O sétimo discute-se assim. – Parece que o temor não é o início da sabedoria.

1. – Pois, início é o princípio de uma coisa. Ora, o temor não faz parte da sabedoria; porque pertence à potência apetitiva, ao passo que a sabedoria pertence à intelectiva. Logo, parece que o temor não é o início da sabedoria.

2. Demais. – Nada pode ser principio de si mesmo. Ora, o temor de Deus é a mesma sabedoria, no dizer da Escritura. Logo, parece que o temor de Deus não é o início da sabedoria.

3. Demais. – Nada é anterior ao princípio. Ora, é a fé anterior ao temor; pelo preceder. Logo, parece que o temor não é o início da sabedoria.

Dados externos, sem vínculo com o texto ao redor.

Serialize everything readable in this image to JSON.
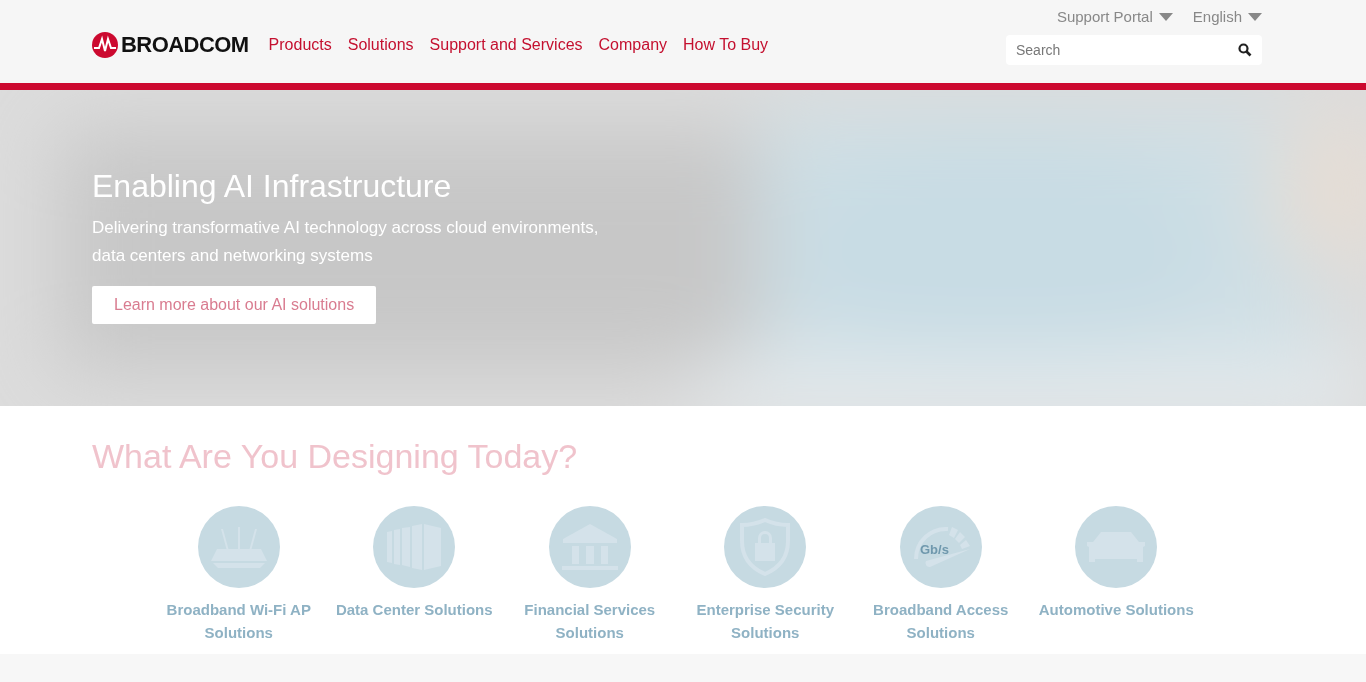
{
  "header": {
    "logo": "BROADCOM",
    "nav": [
      "Products",
      "Solutions",
      "Support and Services",
      "Company",
      "How To Buy"
    ],
    "utility": [
      "Support Portal",
      "English"
    ],
    "search": {
      "placeholder": "Search"
    }
  },
  "hero": {
    "title": "Enabling AI Infrastructure",
    "subtitle": "Delivering transformative AI technology across cloud environments, data centers and networking systems",
    "button": "Learn more about our AI solutions"
  },
  "designing": {
    "heading": "What Are You Designing Today?",
    "items": [
      {
        "kind": "router",
        "label": "Broadband Wi-Fi AP Solutions"
      },
      {
        "kind": "datacenter",
        "label": "Data Center Solutions"
      },
      {
        "kind": "bank",
        "label": "Financial Services Solutions"
      },
      {
        "kind": "shield",
        "label": "Enterprise Security Solutions"
      },
      {
        "kind": "gauge",
        "label": "Broadband Access Solutions",
        "icon_label": "Gb/s"
      },
      {
        "kind": "car",
        "label": "Automotive Solutions"
      }
    ]
  }
}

Mas, em contrário, a Escritura. O temor do Senhor é ó princípio da sabedoria.

SOLUÇÃO. – A expressão – início da sabedoria – pode ser tomada em duplo sentido: como o início da sabedoria mesma, na sua essência, ou quanto ao seu efeito. Assim, o início de uma arte, na sua essência, são os princípios de que ela procede; e o início, quanto ao seu efeito, é o ponto de partida da realização da obra artística. Nesse sentido dizemos que o princípio da arte de edificar é o fundamento, porque por ele começa o construtor a sua obra.

Ora, sendo a sabedoria o conhecimento das coisas divinas, como a seguir se dirá, ela é considerada pelos teólogos e pelos filósofos a luzes diversas. Pois, ordenando-se a nossa vida para o gozo de Deus, por uma certa participação da natureza divina, conferida pela graça, a sabedoria, para os teólogos, é considerada, não só como cognoscitiva de Deus, no dizer dos filósofos, mas também como diretiva da vida humana, dirigida não somente das razões humanas, mas também, das divinas, como claramente o expõe Agostinho.

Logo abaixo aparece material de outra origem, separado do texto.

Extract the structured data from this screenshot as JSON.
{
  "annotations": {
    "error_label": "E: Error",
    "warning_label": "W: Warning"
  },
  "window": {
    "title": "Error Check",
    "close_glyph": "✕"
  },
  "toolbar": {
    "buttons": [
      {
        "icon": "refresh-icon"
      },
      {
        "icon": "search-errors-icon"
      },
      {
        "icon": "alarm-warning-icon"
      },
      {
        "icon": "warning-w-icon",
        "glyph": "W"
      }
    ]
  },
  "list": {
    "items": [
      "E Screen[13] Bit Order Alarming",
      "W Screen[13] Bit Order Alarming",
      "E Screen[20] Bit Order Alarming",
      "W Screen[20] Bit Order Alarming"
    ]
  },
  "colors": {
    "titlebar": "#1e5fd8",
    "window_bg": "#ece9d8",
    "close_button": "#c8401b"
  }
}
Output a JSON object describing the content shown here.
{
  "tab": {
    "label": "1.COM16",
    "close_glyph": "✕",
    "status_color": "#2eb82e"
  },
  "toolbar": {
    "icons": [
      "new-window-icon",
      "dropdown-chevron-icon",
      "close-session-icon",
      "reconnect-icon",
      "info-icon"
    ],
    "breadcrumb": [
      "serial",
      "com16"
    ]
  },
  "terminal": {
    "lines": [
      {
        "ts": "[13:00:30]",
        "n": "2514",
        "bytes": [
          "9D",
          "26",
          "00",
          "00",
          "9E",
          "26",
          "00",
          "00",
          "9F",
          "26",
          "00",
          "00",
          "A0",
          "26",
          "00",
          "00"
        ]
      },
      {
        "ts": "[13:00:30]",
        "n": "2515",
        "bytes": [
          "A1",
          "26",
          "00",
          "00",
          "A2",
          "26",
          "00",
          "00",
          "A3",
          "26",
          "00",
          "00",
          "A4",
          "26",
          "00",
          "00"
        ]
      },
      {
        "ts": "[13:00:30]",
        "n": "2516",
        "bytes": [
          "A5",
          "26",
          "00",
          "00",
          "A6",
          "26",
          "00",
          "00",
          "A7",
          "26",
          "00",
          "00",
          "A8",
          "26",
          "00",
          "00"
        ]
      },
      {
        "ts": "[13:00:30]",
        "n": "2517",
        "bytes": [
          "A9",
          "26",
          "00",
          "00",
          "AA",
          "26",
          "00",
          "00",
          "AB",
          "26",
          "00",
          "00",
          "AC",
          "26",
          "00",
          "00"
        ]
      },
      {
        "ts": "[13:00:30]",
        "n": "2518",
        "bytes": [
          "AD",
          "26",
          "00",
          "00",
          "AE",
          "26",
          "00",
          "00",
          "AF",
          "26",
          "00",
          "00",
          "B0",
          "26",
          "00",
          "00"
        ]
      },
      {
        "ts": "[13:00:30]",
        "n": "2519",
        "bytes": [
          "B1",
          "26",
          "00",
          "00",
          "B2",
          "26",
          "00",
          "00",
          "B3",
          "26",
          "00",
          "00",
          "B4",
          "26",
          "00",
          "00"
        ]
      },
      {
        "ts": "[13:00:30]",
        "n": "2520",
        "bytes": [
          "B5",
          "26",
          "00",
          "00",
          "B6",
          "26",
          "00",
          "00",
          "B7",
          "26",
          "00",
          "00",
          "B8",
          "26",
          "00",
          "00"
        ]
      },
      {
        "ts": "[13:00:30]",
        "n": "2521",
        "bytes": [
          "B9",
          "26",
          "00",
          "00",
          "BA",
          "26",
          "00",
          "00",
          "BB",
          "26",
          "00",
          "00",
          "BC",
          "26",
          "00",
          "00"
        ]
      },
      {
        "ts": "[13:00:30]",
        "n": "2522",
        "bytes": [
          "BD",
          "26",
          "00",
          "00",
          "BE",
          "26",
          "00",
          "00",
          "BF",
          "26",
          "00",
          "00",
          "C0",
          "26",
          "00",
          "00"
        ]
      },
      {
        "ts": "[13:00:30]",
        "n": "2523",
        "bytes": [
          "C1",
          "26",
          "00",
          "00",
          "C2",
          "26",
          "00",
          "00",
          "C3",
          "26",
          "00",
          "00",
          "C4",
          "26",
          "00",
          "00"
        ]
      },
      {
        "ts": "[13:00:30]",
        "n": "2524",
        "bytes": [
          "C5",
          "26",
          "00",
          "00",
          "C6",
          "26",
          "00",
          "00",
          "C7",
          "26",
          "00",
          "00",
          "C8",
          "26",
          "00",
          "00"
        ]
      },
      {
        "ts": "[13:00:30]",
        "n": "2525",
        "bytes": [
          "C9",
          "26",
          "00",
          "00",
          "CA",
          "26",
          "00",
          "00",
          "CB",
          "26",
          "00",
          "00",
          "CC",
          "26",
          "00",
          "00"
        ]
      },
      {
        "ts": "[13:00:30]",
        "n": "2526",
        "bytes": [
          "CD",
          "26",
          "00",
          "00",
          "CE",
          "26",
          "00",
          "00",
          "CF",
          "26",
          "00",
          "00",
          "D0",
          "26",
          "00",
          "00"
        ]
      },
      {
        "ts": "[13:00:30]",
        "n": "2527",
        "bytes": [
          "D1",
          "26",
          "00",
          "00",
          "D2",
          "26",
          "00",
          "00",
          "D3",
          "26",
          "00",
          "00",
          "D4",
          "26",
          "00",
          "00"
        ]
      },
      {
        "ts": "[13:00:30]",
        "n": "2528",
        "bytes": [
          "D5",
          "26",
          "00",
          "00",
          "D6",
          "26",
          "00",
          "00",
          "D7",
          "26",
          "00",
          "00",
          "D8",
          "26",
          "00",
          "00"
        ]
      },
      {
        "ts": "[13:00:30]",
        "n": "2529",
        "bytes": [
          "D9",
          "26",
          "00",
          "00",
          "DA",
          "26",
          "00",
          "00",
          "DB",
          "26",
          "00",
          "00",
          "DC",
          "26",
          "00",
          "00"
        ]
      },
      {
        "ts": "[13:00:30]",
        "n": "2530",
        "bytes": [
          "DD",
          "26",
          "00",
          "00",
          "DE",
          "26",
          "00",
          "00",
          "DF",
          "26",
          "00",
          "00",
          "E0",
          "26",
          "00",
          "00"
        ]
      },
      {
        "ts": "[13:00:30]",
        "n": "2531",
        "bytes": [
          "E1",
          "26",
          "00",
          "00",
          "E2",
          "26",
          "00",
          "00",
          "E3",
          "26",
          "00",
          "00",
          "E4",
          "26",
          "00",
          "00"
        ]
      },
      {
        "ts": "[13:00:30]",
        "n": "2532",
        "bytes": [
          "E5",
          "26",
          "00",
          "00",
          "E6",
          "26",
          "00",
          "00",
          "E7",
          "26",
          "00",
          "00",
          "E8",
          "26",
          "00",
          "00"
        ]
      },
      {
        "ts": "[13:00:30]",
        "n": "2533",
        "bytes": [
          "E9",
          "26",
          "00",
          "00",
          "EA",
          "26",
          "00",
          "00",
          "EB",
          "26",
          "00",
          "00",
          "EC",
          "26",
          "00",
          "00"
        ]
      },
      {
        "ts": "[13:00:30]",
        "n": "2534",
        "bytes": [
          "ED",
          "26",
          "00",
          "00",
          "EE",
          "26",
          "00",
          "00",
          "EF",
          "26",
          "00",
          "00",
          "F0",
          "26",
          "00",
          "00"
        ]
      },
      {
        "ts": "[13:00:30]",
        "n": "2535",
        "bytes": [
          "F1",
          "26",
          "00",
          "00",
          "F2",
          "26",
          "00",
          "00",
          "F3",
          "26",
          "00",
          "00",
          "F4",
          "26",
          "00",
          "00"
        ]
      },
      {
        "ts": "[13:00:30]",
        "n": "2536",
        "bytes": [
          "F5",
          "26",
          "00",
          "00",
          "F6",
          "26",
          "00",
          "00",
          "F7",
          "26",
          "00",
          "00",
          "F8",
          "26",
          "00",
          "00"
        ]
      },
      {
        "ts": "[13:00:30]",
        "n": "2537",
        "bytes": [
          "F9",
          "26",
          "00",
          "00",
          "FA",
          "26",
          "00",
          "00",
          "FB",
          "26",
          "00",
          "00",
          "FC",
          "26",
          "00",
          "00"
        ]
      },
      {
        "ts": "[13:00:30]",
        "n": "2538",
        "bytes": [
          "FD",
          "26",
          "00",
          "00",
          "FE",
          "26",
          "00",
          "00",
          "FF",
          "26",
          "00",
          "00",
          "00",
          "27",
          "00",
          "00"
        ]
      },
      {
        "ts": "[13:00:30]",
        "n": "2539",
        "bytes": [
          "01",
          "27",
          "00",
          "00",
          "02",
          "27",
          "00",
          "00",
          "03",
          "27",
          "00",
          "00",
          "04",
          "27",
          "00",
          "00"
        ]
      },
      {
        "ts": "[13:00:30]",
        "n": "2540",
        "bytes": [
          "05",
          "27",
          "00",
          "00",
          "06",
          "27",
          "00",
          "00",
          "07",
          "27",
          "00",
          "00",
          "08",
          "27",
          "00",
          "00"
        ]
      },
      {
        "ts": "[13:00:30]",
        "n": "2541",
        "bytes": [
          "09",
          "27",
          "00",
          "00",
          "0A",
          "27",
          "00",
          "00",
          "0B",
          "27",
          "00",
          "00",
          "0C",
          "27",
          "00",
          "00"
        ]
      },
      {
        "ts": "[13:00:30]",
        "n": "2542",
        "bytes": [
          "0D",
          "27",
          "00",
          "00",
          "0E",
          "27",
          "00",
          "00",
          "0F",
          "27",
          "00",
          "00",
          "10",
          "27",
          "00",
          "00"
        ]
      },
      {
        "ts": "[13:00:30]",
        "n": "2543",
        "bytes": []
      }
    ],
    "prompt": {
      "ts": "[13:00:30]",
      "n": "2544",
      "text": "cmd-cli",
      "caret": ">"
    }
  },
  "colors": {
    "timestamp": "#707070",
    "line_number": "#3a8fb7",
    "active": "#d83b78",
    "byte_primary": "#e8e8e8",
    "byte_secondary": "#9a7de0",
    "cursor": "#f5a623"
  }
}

Assim, pois, o inicio da sabedoria, na sua essência, são os princípios primeiros da mesma, que são artigos de fé. E neste sentido, consideramos a fé o início da sabedoria. Mas, quanto ao efeito, início da sabedoria é o início da sua operação. E neste sentido o temor é o início da mesma; mas, de um modo, o temor servil e, de outro, o filial. O temor servil é como o princípio extrínseco, que dispõe para ela, e nos faz, pelo temor da pena, abandonar o pecado, e assim nos torna capazes para receber o efeito da sabedoria, conforme aquilo da Escritura: O temor do Senhor lança fora o pecado. Por seu lado, o temor casto ou filial é o início da sabedoria, como o primeiro efeito da mesma. Pois, sendo próprio da sabedoria fazer com que a vida humana seja regulada pelas razões divinas, aí devemos ir buscar o princípio da nossa reverência e da nossa submissão para com Deus. E assim, em tudo o mais nos regularemos por Deus.

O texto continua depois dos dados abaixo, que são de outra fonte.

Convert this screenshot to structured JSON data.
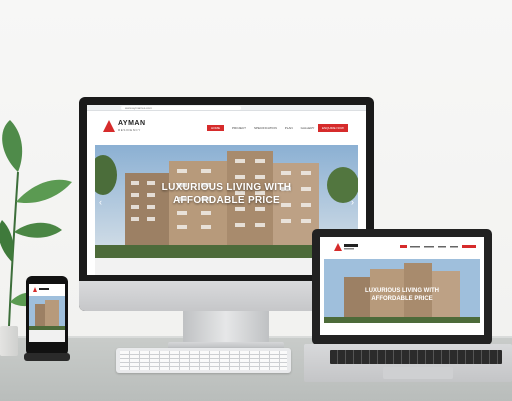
{
  "site": {
    "url": "www.aymanres.com",
    "logo_name": "AYMAN",
    "logo_sub": "RESIDENCY",
    "nav": [
      "HOME",
      "PROJECT",
      "SPECIFICATION",
      "PLAN",
      "GALLERY",
      "CONTACT"
    ],
    "active_nav": "HOME",
    "cta": "ENQUIRE NOW",
    "hero_line1": "LUXURIOUS LIVING WITH",
    "hero_line2": "AFFORDABLE PRICE"
  },
  "colors": {
    "brand": "#d62b2b",
    "sky": "#9fbfdc",
    "building": "#b89b7e"
  }
}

DONDE A RESPOSTA À PRIMEIRA OBJEÇÃO. ­– A objeção mostra que o temor não é o princípio da sabedoria, quanto à essência desta.

RESPOSTA À SEGUNDA. – O temor de Deus está para a totalidade da vida humana, regulada pela sabedoria de Deus, como a raiz, para a árvore. Por isso, diz a Escritura: A raiz da sabedoria é temer ao Senhor, e os seus ramos são de muita dura. Portanto, assim como se diz que a raiz é virtualmente toda a árvore, assim, que o temor de Deus é a sabedoria.

RESPOSTA À TERCEIRA. – Como já dissemos de um modo é a fé o princípio da sabedoria e, de outro, o temor. Donde o dizer a Escritura: O temor de Deus é o princípio do seu amor; mas inseparavelmente se lhe deve ajuntar um princípio de fé.